話し合いができない夫婦がいてもいい

話し合わないという選択肢

「あなたがしてくれなくても」いいドラマだったなぁと思いました。私にとってはとても説得力のある最終回でした、ということは書きましたので、ここからは考察ではなくて、ぐっと私個人の気持ちに引き付けた上での雑感です。

このドラマ自体というよりは、もっと前から感じていたことについてなのですが、最近、夫婦間の問題について話題になるとき、言語化してしっかり話し合いお互いに理解しあって解決していくべきだ、という考え方がつよめではないでしょうか?それは正論であって、正論だからこそことさらに目立ってしまう側面があるのは理解しているのですが、実感として取り囲まれているような息苦しさを感じます。もっと言えば夫婦の問題だけでなく、親子だとかあらゆる人間関係に対しても適応されがちです。そういった息苦しさをずっとかかえてきた中で、このドラマで、最後まで話し合いが成立しなかったカップルが正面から描かれたことが、私にとってひとつの救いでした。

ようするに吉野夫妻のことなのですが、この夫妻については皆さんが言うように「結局なにも解決していない」わけで、別の言い方をすれば、自分たちが抱える問題を言語化できてないし、だからそれを解決できてない(=同じことをしうる)、なんなら話し合いから最後まで逃げた、と言えます。「だから、よくない」と感じる人たちがいるのも分かる。それは、今までの息苦しさの実感にも近い。ただ、そういうコミュニケーション不全のあり方について、両極端(新名夫妻は最終的に会話が成立していた)の形を、少なくともどちらも実在するものとして描き切ってくれたこのドラマに感謝しています。

マイノリティは話せない

陽一は結局ほとんどなにもしゃべりませんでした。性格が子供なんだとか単にダメなやつだとかいう言い方はできるし、まあ八割くらいはその通りと言ってもいいかもしれませんが、陽一にも辛さがある、というのが私の立場です。陽一って「ふつう」からけっこう逸脱している人だと思うのですが、それがしゃべれないことの理由のひとつではないのかなと。
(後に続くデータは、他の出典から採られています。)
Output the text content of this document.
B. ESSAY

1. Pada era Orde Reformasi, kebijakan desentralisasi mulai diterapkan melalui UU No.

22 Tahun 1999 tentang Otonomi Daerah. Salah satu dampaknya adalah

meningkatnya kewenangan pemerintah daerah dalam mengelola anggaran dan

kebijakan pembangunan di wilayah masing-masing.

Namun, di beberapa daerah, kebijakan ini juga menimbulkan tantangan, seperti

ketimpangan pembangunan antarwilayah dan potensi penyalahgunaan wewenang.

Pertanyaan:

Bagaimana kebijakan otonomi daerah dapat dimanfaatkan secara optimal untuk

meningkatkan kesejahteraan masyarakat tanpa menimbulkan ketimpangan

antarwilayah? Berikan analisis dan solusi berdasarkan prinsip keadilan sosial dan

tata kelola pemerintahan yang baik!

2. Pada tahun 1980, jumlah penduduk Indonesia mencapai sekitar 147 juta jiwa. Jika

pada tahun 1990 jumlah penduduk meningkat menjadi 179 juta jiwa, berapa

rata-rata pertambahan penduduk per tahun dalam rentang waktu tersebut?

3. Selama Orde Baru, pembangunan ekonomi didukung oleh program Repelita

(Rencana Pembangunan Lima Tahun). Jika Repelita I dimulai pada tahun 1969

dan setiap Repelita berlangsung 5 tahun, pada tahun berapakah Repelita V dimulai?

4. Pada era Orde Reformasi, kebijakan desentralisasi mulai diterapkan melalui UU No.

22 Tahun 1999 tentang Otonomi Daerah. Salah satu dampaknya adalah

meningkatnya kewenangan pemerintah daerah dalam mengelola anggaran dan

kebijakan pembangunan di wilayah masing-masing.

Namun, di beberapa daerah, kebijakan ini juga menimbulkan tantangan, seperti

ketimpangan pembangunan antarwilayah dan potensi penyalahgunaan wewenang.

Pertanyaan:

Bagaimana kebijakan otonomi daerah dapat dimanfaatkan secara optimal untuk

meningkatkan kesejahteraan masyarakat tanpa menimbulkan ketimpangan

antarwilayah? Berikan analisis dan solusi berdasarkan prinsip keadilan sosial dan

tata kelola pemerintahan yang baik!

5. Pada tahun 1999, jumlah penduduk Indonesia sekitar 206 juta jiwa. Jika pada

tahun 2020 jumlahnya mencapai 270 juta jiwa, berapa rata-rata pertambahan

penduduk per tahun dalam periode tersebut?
自分が思ったことをはっきりと言葉にしたうえで、それがたいてい受け入れられる人と、十中八、九否定されるひとがいるとして(いるのですが)、その発話という経験を繰り返していくうちに学ぶものっていうのは違ってくると思います。ざっくり言えば、みちは前者、陽一は後者です。お互いに思っていることを言って話し合いましょう、というのは後者にとってとてもしんどいことです。私は陽一に感情移入していたので、みちに「なんでそんな大事なこと黙っていたの」かと詰められても、(それがそもそも大事なことだとすら思っていなかった)という本音も言えないと思いましたし、そのあとの「子供つくってもいいよ」というのにも特に悪い意味はないと思いました。いない方がいいけど、みちがいなくなるよりはいい程度には、どっちでもよかったので。かたや、質問の正解を求めた陽一に、「みちの子供がほしいと言ってほしかったんだよ」と教え諭すように言えてしまうみちは、マイノリティの対極のような存在です。

上のような書き方をすると、みちがきらいみたいに見えるかもしれませんが、そんなことはありません。奈緒さん演じるみちは、とても魅力的なキャラクターでした。ただ、自分のふつうを無条件に相手にも押し付ける「ふつうさ」があったな、と思います。(みちの善良そうなイメージを絶妙に維持された奈緒さんの演技は本当にすごかったとおもいます。)

正直この観点については、私にとって過敏なポイントなので、ほとんど当てつけかもしれません。陽一の心理もほぼ私自身を投影した妄想です。なので、そうはいっても妊娠をするかどうかの現実的な問題を引き受けるのはほぼ女性なのであって、陽一の態度はあまりに無責任だ、といったまっとうな指摘などについては、ここでは議論しません。

まとめ

最後ごちゃごちゃ妄想を書いてしまいましたが、みちと陽一のような人たちがいることを正面から描き切ってくれたこと、そこによいもわるいも判断をもうけなかったこと、がとても嬉しく感じました。この夫婦がこの後どうなるのか、会話をできるようになるのか、会話なしでも夫婦として添い遂げるのか、それともまたしばらくしたら同じようなすれ違いをするのか、それはこの夫婦の問題ですね。

最後に画面にもあらわれた「あなたがしてくれなくても」は、もちろんセックスでもあり、「はなしを」でもあり、「りかいを」でもあり、どれだけ近くにいる人でも、自分とは別の人間なんだ、それでも私があなたを愛す、という決意であったら、いいなぁと思いました。

かさねて、この作品をつくってくださった、演者の方、関係者の方、素晴らしい時間をありがとうございました。